Orta Doğu’nun en eski uygarlıklarına ev sahipliği yapan Mezopotamya, farklı dinî ve etnik kökenlerin yüzyıllardır iç içe yaşadığı bir coğrafya. Bu mozaikte yer alan iki topluluk olan Süryaniler ve Ezidiler ise çoğu zaman birbirine karıştırılıyor. Oysa ki bu iki halk, gerek inanç sistemleri gerekse etnik kimlikleri bakımından belirgin farklar taşıyor.
SÜRYANİLER: HRİSTİYAN DOĞUNUN MİRASÇILARI
Süryaniler, kökenleri Asur ve Arami halklarına dayanan ve Mezopotamya’nın en eski yerleşik topluluklarından biri olan bir Hristiyan cemaatidir. İsa’nın konuştuğu Aramice’nin devamı niteliğindeki Süryanice dilini kullanırlar ve ibadetlerini de bu dilde gerçekleştirirler. Hristiyanlık tarihinin en eski kollarından biri olan Süryani Ortodoks Kilisesi, bu halkın en önemli inanç merkezidir.

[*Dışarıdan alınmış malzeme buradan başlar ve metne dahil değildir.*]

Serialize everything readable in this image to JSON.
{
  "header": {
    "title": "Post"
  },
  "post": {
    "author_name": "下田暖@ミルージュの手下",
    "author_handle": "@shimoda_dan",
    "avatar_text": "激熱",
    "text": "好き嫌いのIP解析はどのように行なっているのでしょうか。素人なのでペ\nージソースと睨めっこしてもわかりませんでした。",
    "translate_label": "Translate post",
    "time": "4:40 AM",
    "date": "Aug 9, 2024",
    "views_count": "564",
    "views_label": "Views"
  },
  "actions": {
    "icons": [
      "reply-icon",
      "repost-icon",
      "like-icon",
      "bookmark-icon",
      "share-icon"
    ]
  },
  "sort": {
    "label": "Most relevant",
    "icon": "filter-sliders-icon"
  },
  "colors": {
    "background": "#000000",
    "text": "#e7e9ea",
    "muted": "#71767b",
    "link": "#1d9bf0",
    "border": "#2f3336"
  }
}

Süryaniler, Türkiye’de özellikle Mardin ve Midyat çevresinde, ayrıca Suriye, Lübnan, Irak ve Avrupa’da diaspora halinde yaşamaktadır. Mor Gabriel Manastırı, Deyrulzafaran ve diğer tarihi yapılar bu topluluğun dini ve kültürel mirasını yansıtan başlıca sembollerdendir.
EZİDİLER: KENDİNE HAS BİR İNANÇ SİSTEMİ
Ezidiler ise daha çok Kürtçe konuşan, etnodinsel bir topluluktur. İnanç sistemleri, Zerdüştlük, antik Mezopotamya inançları ve kısmen İslam’dan izler taşıyan kendine özgü bir yapıya sahiptir. Ezidiliğin merkezinde Melek Tavus adlı kutsal bir varlığa duyulan inanç yer alır. Bu dini yapı, hiçbir kitaplı dine tam olarak benzemez; dolayısıyla Ezidilik ayrı bir inanç sistemi olarak değerlendirilir.
Ezidilerin en kutsal ibadet merkezi, Irak’taki Laliş Tapınağı’dır. Her yıl burada gerçekleştirilen Çarşema Sor (Kızıl Çarşamba) gibi ritüeller, topluluğun dini takviminde büyük önem taşır. Ezidiler ağırlıklı olarak Irak’ta yaşar, ancak Türkiye, Suriye, Ermenistan ve Avrupa’da da toplulukları bulunmaktadır.
DİN, DİL VE KÜLTÜR AÇISINDAN FARKLAR
Süryaniler Hristiyan inancını benimsemiş bir halkken, Ezidiler İslam dışı, kendilerine özgü bir dini yapıya sahiptir. Bu en temel ayrım, iki halkın ibadet şekillerinden kutsal günlerine kadar birçok alanda farklı uygulamalara sahip olmalarına neden olur.
Dil açısından da fark dikkat çeker. Süryaniler Aramice kökenli Süryanice konuşurken, Ezidiler Kürtçe’nin Kurmanci lehçesini kullanır. Kutsal mekanlar açısından bakıldığında ise Süryaniler için manastırlar ön plana çıkarken, Ezidilerde bu rolü Laliş Tapınağı üstlenir.
ORTAK ZEMİN: BASKILAR VE GÖÇ
Her iki halk da tarih boyunca benzer zorluklara maruz kalmıştır. Osmanlı İmparatorluğu döneminde ve 20. yüzyıl boyunca süregelen baskılar, asimilasyon politikaları ve zorunlu göçler bu iki halkın ortak kader noktalarını oluşturur. Bu sebeple her iki topluluk da kültürlerini koruma konusunda büyük bir özveriyle hareket etmekte, dil ve geleneklerini yaşatmaya çalışmaktadır.
AYNI COĞRAFYADA FARKLI KİMLİKLER
Süryaniler ve Ezidiler, Mezopotamya’nın çok katmanlı kültürel yapısının iki özgün temsilcisidir. Aynı topraklarda, benzer acılar ve ortak tarihsel dinamiklerle var olmuş olsalar da, inançları, dilleri, kutsal değerleri ve toplumsal yapıları birbirinden farklıdır. Bu farklar, bölgenin kültürel zenginliğini ve çeşitliliğini anlamak açısından oldukça değerlidir.